Wow, this birdshit is REALLY drying up at the bottom of the cage this time. There’s not a whole lot coming out, but we’ll get through it somehow, my friends. I’ll just pick some stuff here at random, some things your old boy Waldo may not be too familiar with. OK, this is plain silly. HUMANITY DELETE are releasing Never Ending Nightmares. This is death metal, with a little more of a thrashy edge. They call it “paranormal death metal,” and I suppose it could be considered that given their topics (see the below video for “The Jenglot”). This is a one-man band and has that Swedish death vibe a little. The riffs are kind of cool, but the drum machine never really changes, so it gets a little sterile. I dunno, I think this is pretty beaking fun. Nothing too complex or arty here, just pure death metal fun brought to you by Rogga Johansson (Paganizer, Ribspreader, Bonegnawer, Fondlecorpse and more). Check this out. It’s not plain silly--I take that back--just pure death metal fun. 6 Fucking Pecks.

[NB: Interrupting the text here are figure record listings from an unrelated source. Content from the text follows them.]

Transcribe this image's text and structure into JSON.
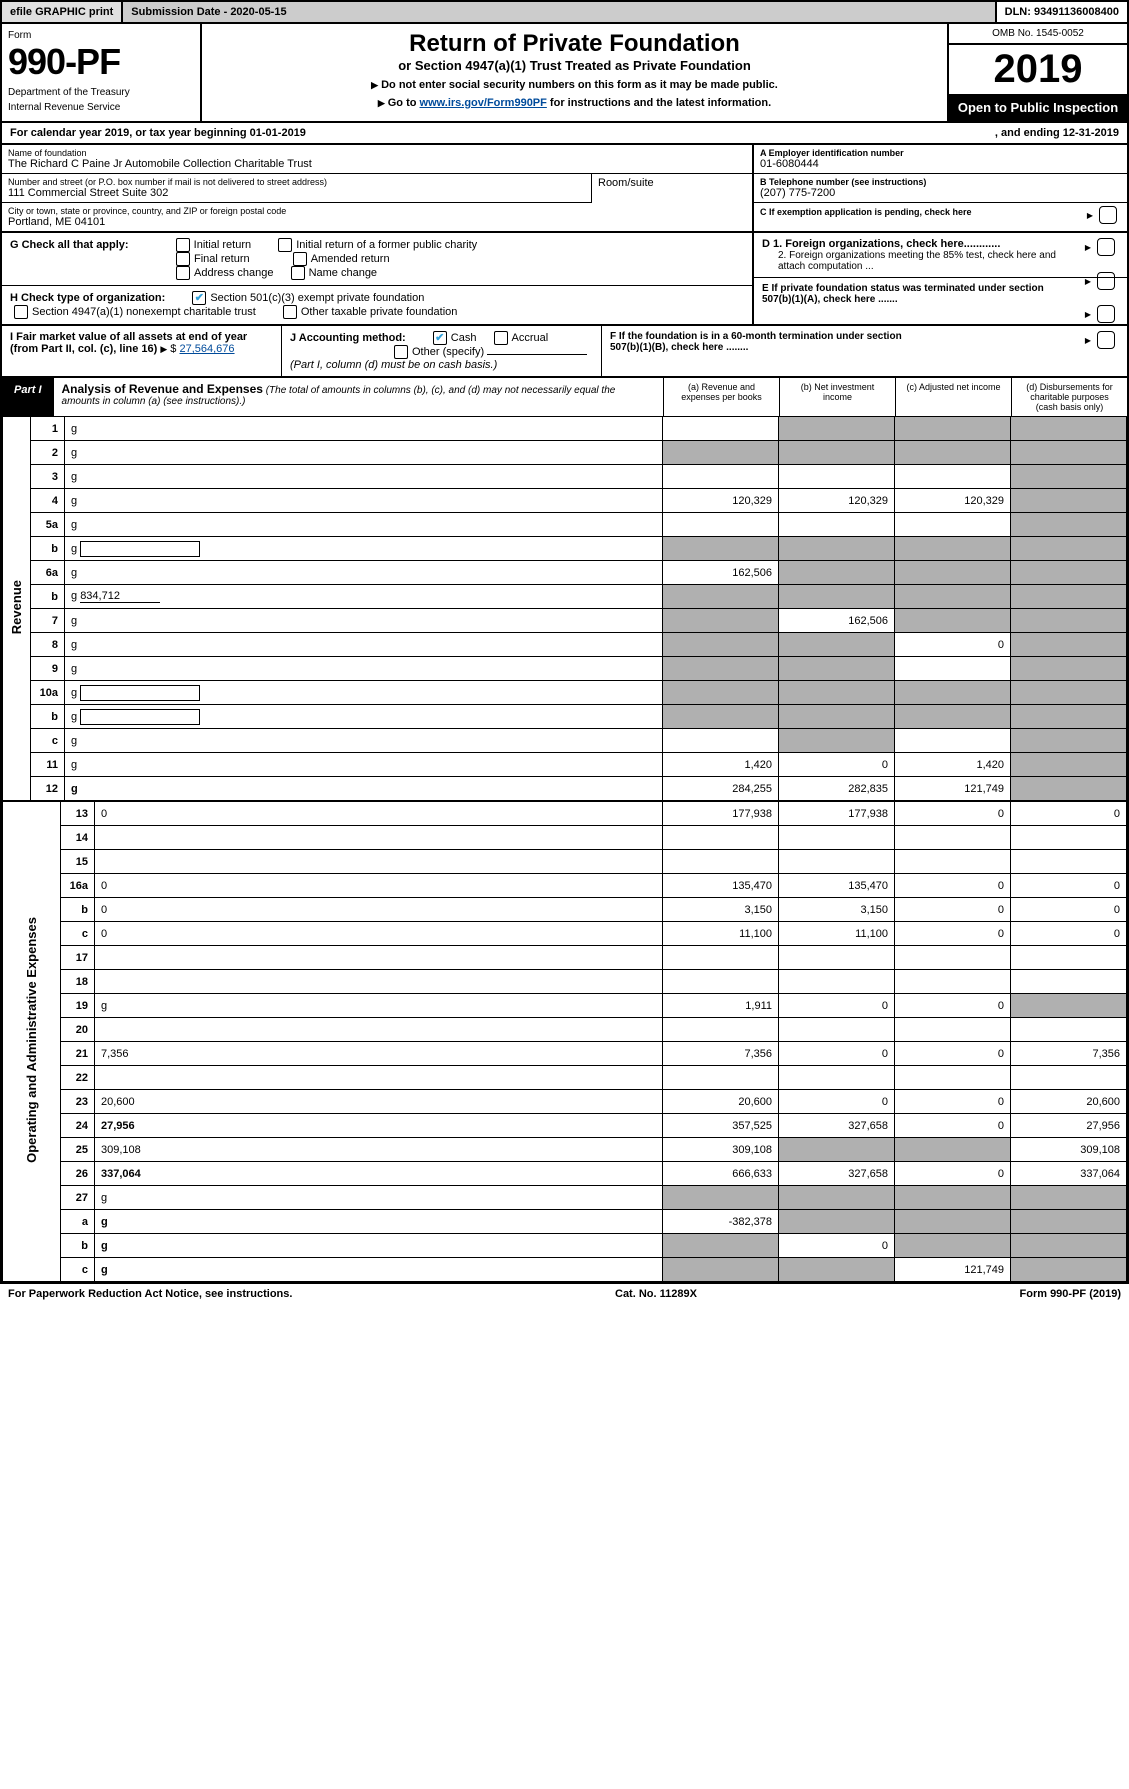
{
  "top": {
    "efile": "efile GRAPHIC print",
    "submission": "Submission Date - 2020-05-15",
    "dln": "DLN: 93491136008400"
  },
  "header": {
    "form_word": "Form",
    "form_num": "990-PF",
    "dept": "Department of the Treasury",
    "irs": "Internal Revenue Service",
    "title": "Return of Private Foundation",
    "subtitle": "or Section 4947(a)(1) Trust Treated as Private Foundation",
    "line2a": "Do not enter social security numbers on this form as it may be made public.",
    "line2b_pre": "Go to ",
    "line2b_link": "www.irs.gov/Form990PF",
    "line2b_post": " for instructions and the latest information.",
    "omb": "OMB No. 1545-0052",
    "year": "2019",
    "open": "Open to Public Inspection"
  },
  "period": {
    "left": "For calendar year 2019, or tax year beginning 01-01-2019",
    "right": ", and ending 12-31-2019"
  },
  "info": {
    "name_lbl": "Name of foundation",
    "name": "The Richard C Paine Jr Automobile Collection Charitable Trust",
    "addr_lbl": "Number and street (or P.O. box number if mail is not delivered to street address)",
    "addr": "111 Commercial Street Suite 302",
    "room_lbl": "Room/suite",
    "city_lbl": "City or town, state or province, country, and ZIP or foreign postal code",
    "city": "Portland, ME  04101",
    "a_lbl": "A Employer identification number",
    "a_val": "01-6080444",
    "b_lbl": "B Telephone number (see instructions)",
    "b_val": "(207) 775-7200",
    "c_lbl": "C If exemption application is pending, check here"
  },
  "checks": {
    "g_lbl": "G Check all that apply:",
    "g1": "Initial return",
    "g2": "Initial return of a former public charity",
    "g3": "Final return",
    "g4": "Amended return",
    "g5": "Address change",
    "g6": "Name change",
    "h_lbl": "H Check type of organization:",
    "h1": "Section 501(c)(3) exempt private foundation",
    "h2": "Section 4947(a)(1) nonexempt charitable trust",
    "h3": "Other taxable private foundation",
    "d1": "D 1. Foreign organizations, check here............",
    "d2": "2. Foreign organizations meeting the 85% test, check here and attach computation ...",
    "e": "E  If private foundation status was terminated under section 507(b)(1)(A), check here .......",
    "i": "I Fair market value of all assets at end of year (from Part II, col. (c), line 16)",
    "i_val": "27,564,676",
    "j": "J Accounting method:",
    "j1": "Cash",
    "j2": "Accrual",
    "j3": "Other (specify)",
    "j_note": "(Part I, column (d) must be on cash basis.)",
    "f": "F  If the foundation is in a 60-month termination under section 507(b)(1)(B), check here ........"
  },
  "part1": {
    "tag": "Part I",
    "title": "Analysis of Revenue and Expenses",
    "note": " (The total of amounts in columns (b), (c), and (d) may not necessarily equal the amounts in column (a) (see instructions).)",
    "col_a": "(a)   Revenue and expenses per books",
    "col_b": "(b)  Net investment income",
    "col_c": "(c)  Adjusted net income",
    "col_d": "(d)  Disbursements for charitable purposes (cash basis only)",
    "side_rev": "Revenue",
    "side_exp": "Operating and Administrative Expenses"
  },
  "rows": [
    {
      "n": "1",
      "d": "g",
      "a": "",
      "b": "g",
      "c": "g"
    },
    {
      "n": "2",
      "d": "g",
      "a": "g",
      "b": "g",
      "c": "g"
    },
    {
      "n": "3",
      "d": "g",
      "a": "",
      "b": "",
      "c": ""
    },
    {
      "n": "4",
      "d": "g",
      "a": "120,329",
      "b": "120,329",
      "c": "120,329"
    },
    {
      "n": "5a",
      "d": "g",
      "a": "",
      "b": "",
      "c": ""
    },
    {
      "n": "b",
      "d": "g",
      "a": "g",
      "b": "g",
      "c": "g",
      "box": true
    },
    {
      "n": "6a",
      "d": "g",
      "a": "162,506",
      "b": "g",
      "c": "g"
    },
    {
      "n": "b",
      "d": "g",
      "a": "g",
      "b": "g",
      "c": "g",
      "u": "834,712"
    },
    {
      "n": "7",
      "d": "g",
      "a": "g",
      "b": "162,506",
      "c": "g"
    },
    {
      "n": "8",
      "d": "g",
      "a": "g",
      "b": "g",
      "c": "0"
    },
    {
      "n": "9",
      "d": "g",
      "a": "g",
      "b": "g",
      "c": ""
    },
    {
      "n": "10a",
      "d": "g",
      "a": "g",
      "b": "g",
      "c": "g",
      "box": true
    },
    {
      "n": "b",
      "d": "g",
      "a": "g",
      "b": "g",
      "c": "g",
      "box": true
    },
    {
      "n": "c",
      "d": "g",
      "a": "",
      "b": "g",
      "c": ""
    },
    {
      "n": "11",
      "d": "g",
      "a": "1,420",
      "b": "0",
      "c": "1,420"
    },
    {
      "n": "12",
      "d": "g",
      "a": "284,255",
      "b": "282,835",
      "c": "121,749",
      "bold": true
    }
  ],
  "exp_rows": [
    {
      "n": "13",
      "d": "0",
      "a": "177,938",
      "b": "177,938",
      "c": "0"
    },
    {
      "n": "14",
      "d": "",
      "a": "",
      "b": "",
      "c": ""
    },
    {
      "n": "15",
      "d": "",
      "a": "",
      "b": "",
      "c": ""
    },
    {
      "n": "16a",
      "d": "0",
      "a": "135,470",
      "b": "135,470",
      "c": "0"
    },
    {
      "n": "b",
      "d": "0",
      "a": "3,150",
      "b": "3,150",
      "c": "0"
    },
    {
      "n": "c",
      "d": "0",
      "a": "11,100",
      "b": "11,100",
      "c": "0"
    },
    {
      "n": "17",
      "d": "",
      "a": "",
      "b": "",
      "c": ""
    },
    {
      "n": "18",
      "d": "",
      "a": "",
      "b": "",
      "c": ""
    },
    {
      "n": "19",
      "d": "g",
      "a": "1,911",
      "b": "0",
      "c": "0"
    },
    {
      "n": "20",
      "d": "",
      "a": "",
      "b": "",
      "c": ""
    },
    {
      "n": "21",
      "d": "7,356",
      "a": "7,356",
      "b": "0",
      "c": "0"
    },
    {
      "n": "22",
      "d": "",
      "a": "",
      "b": "",
      "c": ""
    },
    {
      "n": "23",
      "d": "20,600",
      "a": "20,600",
      "b": "0",
      "c": "0"
    },
    {
      "n": "24",
      "d": "27,956",
      "a": "357,525",
      "b": "327,658",
      "c": "0",
      "bold": true
    },
    {
      "n": "25",
      "d": "309,108",
      "a": "309,108",
      "b": "g",
      "c": "g"
    },
    {
      "n": "26",
      "d": "337,064",
      "a": "666,633",
      "b": "327,658",
      "c": "0",
      "bold": true
    },
    {
      "n": "27",
      "d": "g",
      "a": "g",
      "b": "g",
      "c": "g"
    },
    {
      "n": "a",
      "d": "g",
      "a": "-382,378",
      "b": "g",
      "c": "g",
      "bold": true
    },
    {
      "n": "b",
      "d": "g",
      "a": "g",
      "b": "0",
      "c": "g",
      "bold": true
    },
    {
      "n": "c",
      "d": "g",
      "a": "g",
      "b": "g",
      "c": "121,749",
      "bold": true
    }
  ],
  "footer": {
    "left": "For Paperwork Reduction Act Notice, see instructions.",
    "mid": "Cat. No. 11289X",
    "right": "Form 990-PF (2019)"
  },
  "colors": {
    "link": "#004b9b",
    "check": "#33a2db",
    "gray": "#b0b0b0"
  }
}
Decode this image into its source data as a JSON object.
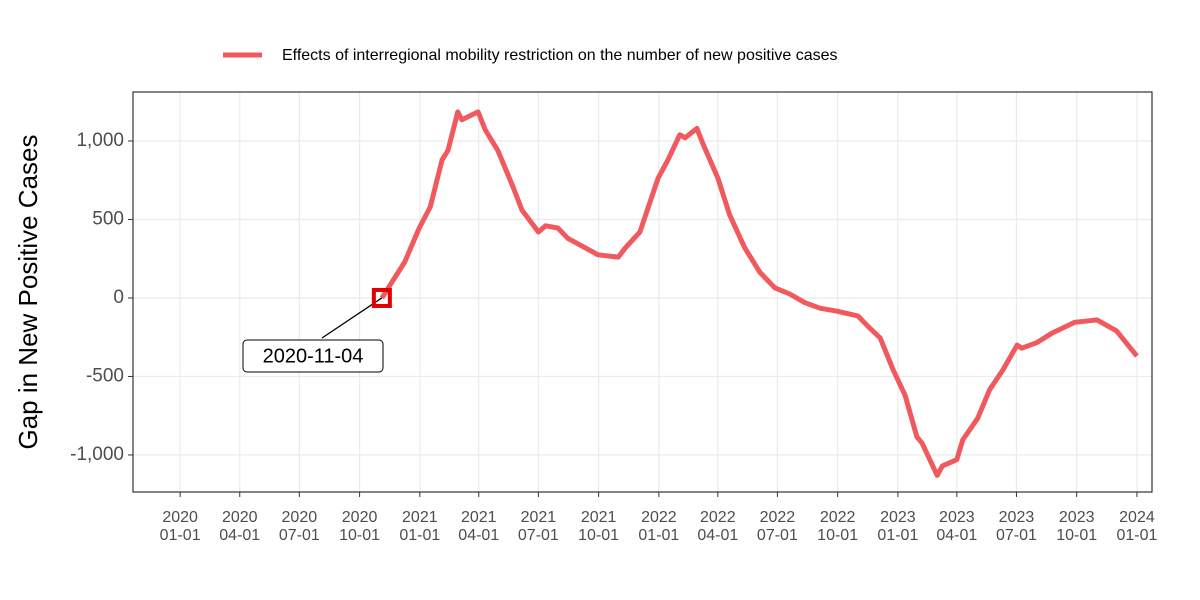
{
  "chart_data": {
    "type": "line",
    "y_label": "Gap in New Positive Cases",
    "x": [
      "2020-11-04",
      "2020-12-09",
      "2020-12-31",
      "2021-01-17",
      "2021-02-04",
      "2021-02-13",
      "2021-02-28",
      "2021-03-06",
      "2021-03-31",
      "2021-04-11",
      "2021-04-30",
      "2021-05-22",
      "2021-06-06",
      "2021-07-01",
      "2021-07-12",
      "2021-07-31",
      "2021-08-15",
      "2021-09-30",
      "2021-10-31",
      "2021-11-11",
      "2021-12-03",
      "2021-12-31",
      "2022-01-15",
      "2022-02-02",
      "2022-02-10",
      "2022-02-28",
      "2022-03-10",
      "2022-04-01",
      "2022-04-19",
      "2022-05-12",
      "2022-06-04",
      "2022-06-27",
      "2022-07-20",
      "2022-08-12",
      "2022-09-04",
      "2022-10-01",
      "2022-11-01",
      "2022-11-16",
      "2022-12-05",
      "2022-12-25",
      "2023-01-12",
      "2023-01-30",
      "2023-02-07",
      "2023-03-02",
      "2023-03-10",
      "2023-04-01",
      "2023-04-10",
      "2023-05-03",
      "2023-05-21",
      "2023-06-10",
      "2023-07-02",
      "2023-07-09",
      "2023-08-01",
      "2023-08-24",
      "2023-09-28",
      "2023-10-21",
      "2023-11-01",
      "2023-12-01",
      "2024-01-01"
    ],
    "series": [
      {
        "name": "Effects of interregional mobility restriction on the number of new positive cases",
        "color": "#f05a5f",
        "values": [
          0,
          230,
          445,
          580,
          880,
          940,
          1185,
          1135,
          1185,
          1070,
          940,
          720,
          560,
          420,
          460,
          445,
          380,
          275,
          260,
          320,
          420,
          765,
          880,
          1040,
          1020,
          1080,
          975,
          765,
          530,
          320,
          165,
          65,
          25,
          -30,
          -65,
          -85,
          -115,
          -180,
          -255,
          -460,
          -620,
          -885,
          -925,
          -1130,
          -1070,
          -1030,
          -905,
          -765,
          -585,
          -460,
          -300,
          -320,
          -285,
          -225,
          -155,
          -145,
          -140,
          -210,
          -370
        ]
      }
    ],
    "xlim": [
      "2019-10-21",
      "2024-01-24"
    ],
    "xticks": [
      {
        "value": "2020-01-01",
        "label": "2020\n01-01"
      },
      {
        "value": "2020-04-01",
        "label": "2020\n04-01"
      },
      {
        "value": "2020-07-01",
        "label": "2020\n07-01"
      },
      {
        "value": "2020-10-01",
        "label": "2020\n10-01"
      },
      {
        "value": "2021-01-01",
        "label": "2021\n01-01"
      },
      {
        "value": "2021-04-01",
        "label": "2021\n04-01"
      },
      {
        "value": "2021-07-01",
        "label": "2021\n07-01"
      },
      {
        "value": "2021-10-01",
        "label": "2021\n10-01"
      },
      {
        "value": "2022-01-01",
        "label": "2022\n01-01"
      },
      {
        "value": "2022-04-01",
        "label": "2022\n04-01"
      },
      {
        "value": "2022-07-01",
        "label": "2022\n07-01"
      },
      {
        "value": "2022-10-01",
        "label": "2022\n10-01"
      },
      {
        "value": "2023-01-01",
        "label": "2023\n01-01"
      },
      {
        "value": "2023-04-01",
        "label": "2023\n04-01"
      },
      {
        "value": "2023-07-01",
        "label": "2023\n07-01"
      },
      {
        "value": "2023-10-01",
        "label": "2023\n10-01"
      },
      {
        "value": "2024-01-01",
        "label": "2024\n01-01"
      }
    ],
    "ylim": [
      -1236,
      1312
    ],
    "yticks": [
      {
        "value": -1000,
        "label": "-1,000"
      },
      -500,
      0,
      500,
      {
        "value": 1000,
        "label": "1,000"
      }
    ],
    "grid": true,
    "legend": "top",
    "annotation": {
      "text": "2020-11-04",
      "x": "2020-11-04",
      "y": 0
    }
  }
}
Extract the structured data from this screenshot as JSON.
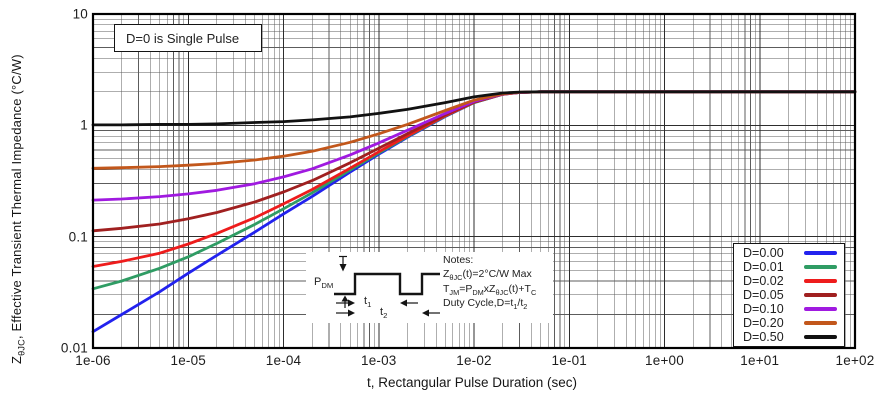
{
  "figure": {
    "annotation_box": "D=0 is Single Pulse",
    "y_axis": {
      "ticks": [
        "10",
        "1",
        "0.1",
        "0.01"
      ],
      "label_rich": [
        {
          "s": 0,
          "v": "Z"
        },
        {
          "s": 1,
          "v": "θJC"
        },
        {
          "s": 0,
          "v": ", Effective Transient Thermal Impedance (°C/W)"
        }
      ]
    },
    "x_axis": {
      "ticks": [
        "1e-06",
        "1e-05",
        "1e-04",
        "1e-03",
        "1e-02",
        "1e-01",
        "1e+00",
        "1e+01",
        "1e+02"
      ],
      "label": "t, Rectangular Pulse Duration (sec)"
    },
    "inset": {
      "p_dm_rich": [
        {
          "s": 0,
          "v": "P"
        },
        {
          "s": 1,
          "v": "DM"
        }
      ],
      "t1_rich": [
        {
          "s": 0,
          "v": "t"
        },
        {
          "s": 1,
          "v": "1"
        }
      ],
      "t2_rich": [
        {
          "s": 0,
          "v": "t"
        },
        {
          "s": 1,
          "v": "2"
        }
      ],
      "notes_title": "Notes:",
      "notes_lines_rich": [
        [
          {
            "s": 0,
            "v": "Z"
          },
          {
            "s": 1,
            "v": "θJC"
          },
          {
            "s": 0,
            "v": "(t)=2°C/W Max"
          }
        ],
        [
          {
            "s": 0,
            "v": "T"
          },
          {
            "s": 1,
            "v": "JM"
          },
          {
            "s": 0,
            "v": "=P"
          },
          {
            "s": 1,
            "v": "DM"
          },
          {
            "s": 0,
            "v": "xZ"
          },
          {
            "s": 1,
            "v": "θJC"
          },
          {
            "s": 0,
            "v": "(t)+T"
          },
          {
            "s": 1,
            "v": "C"
          }
        ],
        [
          {
            "s": 0,
            "v": "Duty Cycle,D=t"
          },
          {
            "s": 1,
            "v": "1"
          },
          {
            "s": 0,
            "v": "/t"
          },
          {
            "s": 1,
            "v": "2"
          }
        ]
      ]
    },
    "grid": {
      "major_color": "#2d2d2d",
      "minor_color": "#5c5c5c",
      "frame_color": "#000000",
      "background": "#ffffff"
    }
  },
  "chart_data": {
    "type": "line",
    "title": "",
    "xlabel": "t, Rectangular Pulse Duration (sec)",
    "ylabel": "ZθJC, Effective Transient Thermal Impedance (°C/W)",
    "xscale": "log",
    "yscale": "log",
    "xlim": [
      1e-06,
      100
    ],
    "ylim": [
      0.01,
      10
    ],
    "grid": "both-major-and-minor",
    "legend_position": "bottom-right",
    "annotation": "D=0 is Single Pulse",
    "max_thermal_impedance": 2,
    "x": [
      1e-06,
      2e-06,
      5e-06,
      1e-05,
      2e-05,
      5e-05,
      0.0001,
      0.0002,
      0.0005,
      0.001,
      0.002,
      0.005,
      0.01,
      0.02,
      0.03,
      0.05,
      0.1,
      1,
      10,
      100
    ],
    "series": [
      {
        "name": "D=0.00",
        "color": "#2222ee",
        "values": [
          0.014,
          0.02,
          0.032,
          0.047,
          0.068,
          0.11,
          0.16,
          0.23,
          0.38,
          0.55,
          0.78,
          1.2,
          1.6,
          1.9,
          1.97,
          2,
          2,
          2,
          2,
          2
        ]
      },
      {
        "name": "D=0.01",
        "color": "#2f9c64",
        "values": [
          0.034,
          0.04,
          0.052,
          0.066,
          0.087,
          0.129,
          0.178,
          0.248,
          0.396,
          0.564,
          0.792,
          1.21,
          1.6,
          1.9,
          1.97,
          2,
          2,
          2,
          2,
          2
        ]
      },
      {
        "name": "D=0.02",
        "color": "#ee1c1c",
        "values": [
          0.054,
          0.06,
          0.071,
          0.086,
          0.107,
          0.148,
          0.197,
          0.265,
          0.412,
          0.579,
          0.804,
          1.22,
          1.61,
          1.9,
          1.97,
          2,
          2,
          2,
          2,
          2
        ]
      },
      {
        "name": "D=0.05",
        "color": "#a02020",
        "values": [
          0.113,
          0.119,
          0.13,
          0.145,
          0.165,
          0.205,
          0.252,
          0.319,
          0.461,
          0.623,
          0.841,
          1.24,
          1.62,
          1.91,
          1.97,
          2,
          2,
          2,
          2,
          2
        ]
      },
      {
        "name": "D=0.10",
        "color": "#a01ae0",
        "values": [
          0.213,
          0.218,
          0.229,
          0.242,
          0.261,
          0.299,
          0.344,
          0.407,
          0.542,
          0.695,
          0.902,
          1.28,
          1.64,
          1.91,
          1.97,
          2,
          2,
          2,
          2,
          2
        ]
      },
      {
        "name": "D=0.20",
        "color": "#c2571b",
        "values": [
          0.411,
          0.416,
          0.426,
          0.438,
          0.454,
          0.488,
          0.528,
          0.584,
          0.704,
          0.84,
          1.02,
          1.36,
          1.68,
          1.92,
          1.98,
          2,
          2,
          2,
          2,
          2
        ]
      },
      {
        "name": "D=0.50",
        "color": "#111111",
        "values": [
          1.01,
          1.01,
          1.02,
          1.02,
          1.03,
          1.06,
          1.08,
          1.12,
          1.19,
          1.28,
          1.39,
          1.6,
          1.8,
          1.95,
          1.99,
          2,
          2,
          2,
          2,
          2
        ]
      }
    ]
  }
}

OK, keeping on the one-man band sort of vibe is OPIUM WARLORDS, We Meditate Under the Pussy in the Sky. The best way for me to wrap my bird-brain around this is by calling it black metal doom. I assume that the “Pussy in the Sky” is a reference to god, and not me when I am flying, because I, my friends, am certainly no pussy. Anyway, this is squawking SLOW with a capital S, and DOOM with a capital D. There are five tracks here, and I can kind of hear a little Abruptum in the vocals, and the dronier side of doom like Blood of the Black Owl. This is pretty cool--interesting, at least--but it’s kind of hard to make a clear distinction on whether I like it or not, because it is a little out there. I wonder if there was actually opium involved in the creation of this. 5 Fucking Pecks.
The Polish metal dudez are back, I guess; I don’t think they ever really went too far. HELLECTRICITY release their second album, Salem’s Blood. This is trad metal. It’s okay... not as fun as a lot of this type of stuff. I REALLY have a problem with the vocals; I mean, they just aren’t good. This walks that fine line between heavy metal and hard rock. So, yeah, it’s like that. The riffs are fairly derivative and nothing really stands out. I just prefer a little more fun in my metal like this, but if this is your thing, head out on your Harley and blast this. This is an utterly stupid name, too, so 3 FUCKING PECKS.
Well, that’s it for this week. I’ll have my best of the year in my next segment, so check it. Waldo out.